Mags, de Strange Froots, affirme que si beaucoup d’artistes queers font du rap, les occasions de se faire valoir sont nettement plus rares.
«C’est mon rêve depuis que je suis petit de rejoindre l’industrie mainstream», lance Blxck Cxsper, rappeur trans montréalais, mais il pense que c’est justement son identité de genre qui l’empêche d’atteindre ce statut.
«Je connais des gens de l’industrie mainstream qui auraient honte de s’associer à moi publiquement», poursuit-il.
«Aussi, les gens pensent que, en tant que queer, ce dont je vais parler dans ma musique ne va pas aller chercher un public non queer, et donc ils ne vont pas m’offrir de monter sur scène.»
Ainsi, le petit bassin d’artistes hip-hop queers de Montréal se retrouve sur une scène alternative à offrir des performances lors d’événements LGBTQ2S+ ralliant leur communauté, seul type d’événement où iels profitent d’une certaine exposition.
Ces événements sont fortement liés à la culture drag et ballroom ainsi qu’à la musique house.
Cette scène est aussi majoritairement anglophone. Le rappeur estime qu’il est beaucoup plus facile pour les artistes queers d’avoir de la visibilité sur la scène anglophone, qui s’inspire de ce l’on voit dans de grandes villes comme New York ou Londres.
«Ce sont des espaces où l’on peut se sentir en sécurité et où l’on peut être une personne à part entière. Quand on va dans des espaces non queers, on devient LA personne queer. Notre individualité est effacée», témoigne Blxck Cxsper.
Le rappeur trouve cependant dommage de n’être engagé que pour ce type d’événement. Il croit que sa musique pourrait conquérir d’autres publics.
«L’art est subjectif. Mes chansons peuvent parler du fait de se sentir différent, de tomber en amour, de perdre quelqu’un, et tout le monde peut se retrouver là-dedans sans avoir à partager ma réalité de personne trans.»
Il y a aussi une question de sécurité. Si Blxck Cxsper indique qu’il se sentirait en sécurité dans des milieux hip-hop non queers, il ne peut pas affirmer que ce serait le cas pour d’autres personnes de son entourage.
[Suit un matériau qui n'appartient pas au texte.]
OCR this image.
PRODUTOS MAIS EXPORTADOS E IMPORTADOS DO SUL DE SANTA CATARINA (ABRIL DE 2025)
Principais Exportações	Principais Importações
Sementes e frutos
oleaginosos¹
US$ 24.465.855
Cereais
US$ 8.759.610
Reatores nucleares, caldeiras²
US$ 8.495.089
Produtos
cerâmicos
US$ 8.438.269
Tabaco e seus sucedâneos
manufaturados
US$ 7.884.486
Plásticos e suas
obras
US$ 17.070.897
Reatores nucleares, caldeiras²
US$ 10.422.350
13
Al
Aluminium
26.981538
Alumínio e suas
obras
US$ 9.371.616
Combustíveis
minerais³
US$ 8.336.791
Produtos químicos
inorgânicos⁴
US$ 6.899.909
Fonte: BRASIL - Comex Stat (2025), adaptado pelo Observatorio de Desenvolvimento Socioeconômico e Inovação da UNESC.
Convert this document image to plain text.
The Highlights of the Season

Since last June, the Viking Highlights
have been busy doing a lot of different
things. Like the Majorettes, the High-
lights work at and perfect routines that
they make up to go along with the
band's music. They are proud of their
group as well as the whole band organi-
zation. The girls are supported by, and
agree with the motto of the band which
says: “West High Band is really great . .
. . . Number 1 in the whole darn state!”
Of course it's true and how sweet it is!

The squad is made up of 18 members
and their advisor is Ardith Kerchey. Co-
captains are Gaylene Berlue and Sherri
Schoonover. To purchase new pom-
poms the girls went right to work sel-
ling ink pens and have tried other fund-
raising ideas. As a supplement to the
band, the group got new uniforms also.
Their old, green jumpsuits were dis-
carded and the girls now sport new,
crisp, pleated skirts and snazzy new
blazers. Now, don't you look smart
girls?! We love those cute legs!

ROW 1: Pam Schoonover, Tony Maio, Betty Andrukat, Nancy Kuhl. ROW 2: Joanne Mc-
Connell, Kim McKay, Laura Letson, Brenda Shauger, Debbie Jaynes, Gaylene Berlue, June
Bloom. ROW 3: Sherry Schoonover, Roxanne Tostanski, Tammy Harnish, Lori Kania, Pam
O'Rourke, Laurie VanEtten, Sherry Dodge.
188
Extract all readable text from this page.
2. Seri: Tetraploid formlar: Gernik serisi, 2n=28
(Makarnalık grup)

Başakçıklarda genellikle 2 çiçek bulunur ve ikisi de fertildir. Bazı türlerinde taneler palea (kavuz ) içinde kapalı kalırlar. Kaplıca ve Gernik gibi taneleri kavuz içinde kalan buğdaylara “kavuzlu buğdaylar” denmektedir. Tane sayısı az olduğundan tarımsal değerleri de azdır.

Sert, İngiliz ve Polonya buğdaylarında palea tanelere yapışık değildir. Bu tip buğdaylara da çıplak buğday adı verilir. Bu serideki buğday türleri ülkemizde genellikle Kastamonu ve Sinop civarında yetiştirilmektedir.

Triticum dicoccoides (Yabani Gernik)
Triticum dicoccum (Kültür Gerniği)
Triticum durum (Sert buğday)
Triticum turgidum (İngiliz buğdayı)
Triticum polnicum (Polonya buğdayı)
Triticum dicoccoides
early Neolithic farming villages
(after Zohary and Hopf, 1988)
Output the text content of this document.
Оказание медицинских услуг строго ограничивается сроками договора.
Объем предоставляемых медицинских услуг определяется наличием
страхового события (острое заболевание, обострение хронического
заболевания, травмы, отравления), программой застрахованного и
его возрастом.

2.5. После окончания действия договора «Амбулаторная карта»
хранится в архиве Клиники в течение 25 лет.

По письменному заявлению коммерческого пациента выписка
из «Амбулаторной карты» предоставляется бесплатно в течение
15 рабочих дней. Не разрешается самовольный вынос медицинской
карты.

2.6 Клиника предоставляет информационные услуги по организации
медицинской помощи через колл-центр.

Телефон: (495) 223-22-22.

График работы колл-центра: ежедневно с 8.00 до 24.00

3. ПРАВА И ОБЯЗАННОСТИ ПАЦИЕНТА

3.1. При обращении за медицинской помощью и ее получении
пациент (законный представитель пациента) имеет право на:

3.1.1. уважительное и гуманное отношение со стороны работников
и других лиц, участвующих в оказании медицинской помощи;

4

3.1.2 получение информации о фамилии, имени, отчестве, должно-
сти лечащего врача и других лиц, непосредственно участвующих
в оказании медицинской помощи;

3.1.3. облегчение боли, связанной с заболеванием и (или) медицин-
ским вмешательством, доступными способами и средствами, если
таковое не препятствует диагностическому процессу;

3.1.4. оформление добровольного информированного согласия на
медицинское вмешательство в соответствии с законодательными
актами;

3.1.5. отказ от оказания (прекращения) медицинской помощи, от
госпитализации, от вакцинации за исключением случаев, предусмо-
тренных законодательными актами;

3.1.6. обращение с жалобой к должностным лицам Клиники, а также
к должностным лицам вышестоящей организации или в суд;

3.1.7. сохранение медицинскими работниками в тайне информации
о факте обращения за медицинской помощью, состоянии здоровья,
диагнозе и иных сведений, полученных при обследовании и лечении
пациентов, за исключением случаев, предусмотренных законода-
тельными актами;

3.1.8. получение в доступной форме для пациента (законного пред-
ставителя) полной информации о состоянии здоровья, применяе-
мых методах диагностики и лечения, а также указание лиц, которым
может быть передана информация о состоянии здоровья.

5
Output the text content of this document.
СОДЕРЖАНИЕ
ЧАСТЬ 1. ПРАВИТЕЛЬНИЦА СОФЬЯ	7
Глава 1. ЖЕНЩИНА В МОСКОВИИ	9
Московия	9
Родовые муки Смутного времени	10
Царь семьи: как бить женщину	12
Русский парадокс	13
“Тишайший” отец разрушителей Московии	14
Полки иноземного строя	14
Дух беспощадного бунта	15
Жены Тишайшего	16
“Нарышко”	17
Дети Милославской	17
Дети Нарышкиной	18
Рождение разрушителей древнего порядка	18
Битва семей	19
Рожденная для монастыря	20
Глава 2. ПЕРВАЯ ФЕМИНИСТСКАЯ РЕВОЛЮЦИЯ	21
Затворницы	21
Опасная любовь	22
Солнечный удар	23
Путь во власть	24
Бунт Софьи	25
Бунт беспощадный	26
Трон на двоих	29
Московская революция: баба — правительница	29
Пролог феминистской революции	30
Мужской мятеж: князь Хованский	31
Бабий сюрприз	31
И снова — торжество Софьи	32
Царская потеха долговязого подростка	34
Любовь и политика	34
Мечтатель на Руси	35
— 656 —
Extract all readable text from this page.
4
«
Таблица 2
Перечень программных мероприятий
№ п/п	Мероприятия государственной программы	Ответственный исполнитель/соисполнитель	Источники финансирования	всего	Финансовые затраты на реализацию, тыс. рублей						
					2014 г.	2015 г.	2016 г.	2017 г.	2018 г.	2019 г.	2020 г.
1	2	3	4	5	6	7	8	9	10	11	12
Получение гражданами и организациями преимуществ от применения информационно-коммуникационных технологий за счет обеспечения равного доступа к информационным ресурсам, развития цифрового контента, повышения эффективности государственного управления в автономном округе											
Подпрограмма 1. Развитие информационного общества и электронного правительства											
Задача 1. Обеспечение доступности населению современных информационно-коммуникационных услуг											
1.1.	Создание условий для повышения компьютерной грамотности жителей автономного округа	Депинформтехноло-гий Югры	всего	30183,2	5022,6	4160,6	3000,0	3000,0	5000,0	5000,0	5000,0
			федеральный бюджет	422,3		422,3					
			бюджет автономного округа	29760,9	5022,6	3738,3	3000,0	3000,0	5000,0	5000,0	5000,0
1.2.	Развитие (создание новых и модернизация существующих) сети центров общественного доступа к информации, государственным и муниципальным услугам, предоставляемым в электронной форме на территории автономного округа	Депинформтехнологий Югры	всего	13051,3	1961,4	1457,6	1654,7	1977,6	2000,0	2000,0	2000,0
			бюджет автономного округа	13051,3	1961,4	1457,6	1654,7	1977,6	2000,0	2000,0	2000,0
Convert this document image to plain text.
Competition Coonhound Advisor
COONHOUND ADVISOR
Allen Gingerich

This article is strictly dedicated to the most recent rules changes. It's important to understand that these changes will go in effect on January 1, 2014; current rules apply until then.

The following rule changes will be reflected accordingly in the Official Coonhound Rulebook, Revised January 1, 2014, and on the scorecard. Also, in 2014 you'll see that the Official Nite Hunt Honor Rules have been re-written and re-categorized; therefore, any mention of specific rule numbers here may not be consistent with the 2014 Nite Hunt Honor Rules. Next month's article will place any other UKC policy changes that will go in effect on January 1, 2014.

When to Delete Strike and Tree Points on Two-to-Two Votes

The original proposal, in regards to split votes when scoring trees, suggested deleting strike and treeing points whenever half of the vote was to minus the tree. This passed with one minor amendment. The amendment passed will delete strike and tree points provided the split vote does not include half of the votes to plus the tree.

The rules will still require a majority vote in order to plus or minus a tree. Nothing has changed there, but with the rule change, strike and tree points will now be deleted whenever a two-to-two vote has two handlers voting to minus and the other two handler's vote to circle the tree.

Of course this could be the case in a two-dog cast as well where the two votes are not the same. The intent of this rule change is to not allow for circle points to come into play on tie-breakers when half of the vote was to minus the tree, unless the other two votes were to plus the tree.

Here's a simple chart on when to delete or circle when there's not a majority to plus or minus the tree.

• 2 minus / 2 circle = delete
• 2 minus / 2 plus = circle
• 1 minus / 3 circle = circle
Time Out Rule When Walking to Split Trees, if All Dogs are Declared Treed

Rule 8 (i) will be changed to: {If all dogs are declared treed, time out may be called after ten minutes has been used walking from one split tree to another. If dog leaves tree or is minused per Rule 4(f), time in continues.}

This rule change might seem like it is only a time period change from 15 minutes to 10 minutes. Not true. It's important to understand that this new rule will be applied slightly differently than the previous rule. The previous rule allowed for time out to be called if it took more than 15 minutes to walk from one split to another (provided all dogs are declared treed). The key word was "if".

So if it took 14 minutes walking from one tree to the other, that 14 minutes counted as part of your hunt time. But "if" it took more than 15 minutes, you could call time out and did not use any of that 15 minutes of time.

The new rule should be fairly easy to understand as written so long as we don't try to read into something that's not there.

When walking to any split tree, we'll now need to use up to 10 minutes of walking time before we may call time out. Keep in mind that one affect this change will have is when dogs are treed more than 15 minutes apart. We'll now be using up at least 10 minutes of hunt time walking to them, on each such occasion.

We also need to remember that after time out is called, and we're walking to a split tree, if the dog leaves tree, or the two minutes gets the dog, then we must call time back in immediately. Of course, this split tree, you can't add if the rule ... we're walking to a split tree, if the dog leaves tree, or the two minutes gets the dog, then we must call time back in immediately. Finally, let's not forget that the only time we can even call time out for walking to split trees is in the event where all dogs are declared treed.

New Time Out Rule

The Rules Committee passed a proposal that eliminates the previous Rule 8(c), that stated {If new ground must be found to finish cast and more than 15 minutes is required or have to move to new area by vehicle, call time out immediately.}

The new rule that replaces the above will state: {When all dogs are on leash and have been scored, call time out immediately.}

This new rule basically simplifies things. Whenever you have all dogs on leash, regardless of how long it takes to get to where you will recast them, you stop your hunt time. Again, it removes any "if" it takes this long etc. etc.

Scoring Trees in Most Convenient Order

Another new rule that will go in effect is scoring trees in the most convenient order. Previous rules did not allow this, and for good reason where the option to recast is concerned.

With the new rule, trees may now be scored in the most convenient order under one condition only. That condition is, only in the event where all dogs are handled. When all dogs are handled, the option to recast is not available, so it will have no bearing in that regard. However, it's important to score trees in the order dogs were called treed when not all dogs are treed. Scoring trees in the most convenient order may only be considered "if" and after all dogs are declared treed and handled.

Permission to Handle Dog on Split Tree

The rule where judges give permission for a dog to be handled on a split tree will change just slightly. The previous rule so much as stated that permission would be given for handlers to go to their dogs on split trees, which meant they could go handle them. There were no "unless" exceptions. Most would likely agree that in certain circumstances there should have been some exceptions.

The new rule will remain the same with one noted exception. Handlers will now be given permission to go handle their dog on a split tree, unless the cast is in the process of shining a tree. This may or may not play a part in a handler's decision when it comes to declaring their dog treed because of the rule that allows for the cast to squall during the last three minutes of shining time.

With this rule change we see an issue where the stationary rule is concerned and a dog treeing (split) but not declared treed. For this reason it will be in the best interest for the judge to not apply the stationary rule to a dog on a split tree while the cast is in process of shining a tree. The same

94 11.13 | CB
Mags, de Strange Froots, estime qu’il y a encore des efforts d’éducation à faire pour rendre les espaces hip-hop mainstream réellement sécuritaires pour les artistes queers.
Espoir pour l’avenir
Le succès mondial d’un rappeur comme Lil Nas X permet cependant à Blxck Cxsper d’espérer que les choses vont changer, même au Québec.
«Il faut une personne comme Lil Nas X qui trace le chemin. Dans l’avenir, un rappeur pourra s’afficher comme étant gai sans que son orientation définisse son identité», croit-il.
Comme l’indique Calamine, le hip-hop est à la base un mouvement militant de soulèvement contre les forces en place. Les luttes queers peuvent facilement faire partie de ses combats.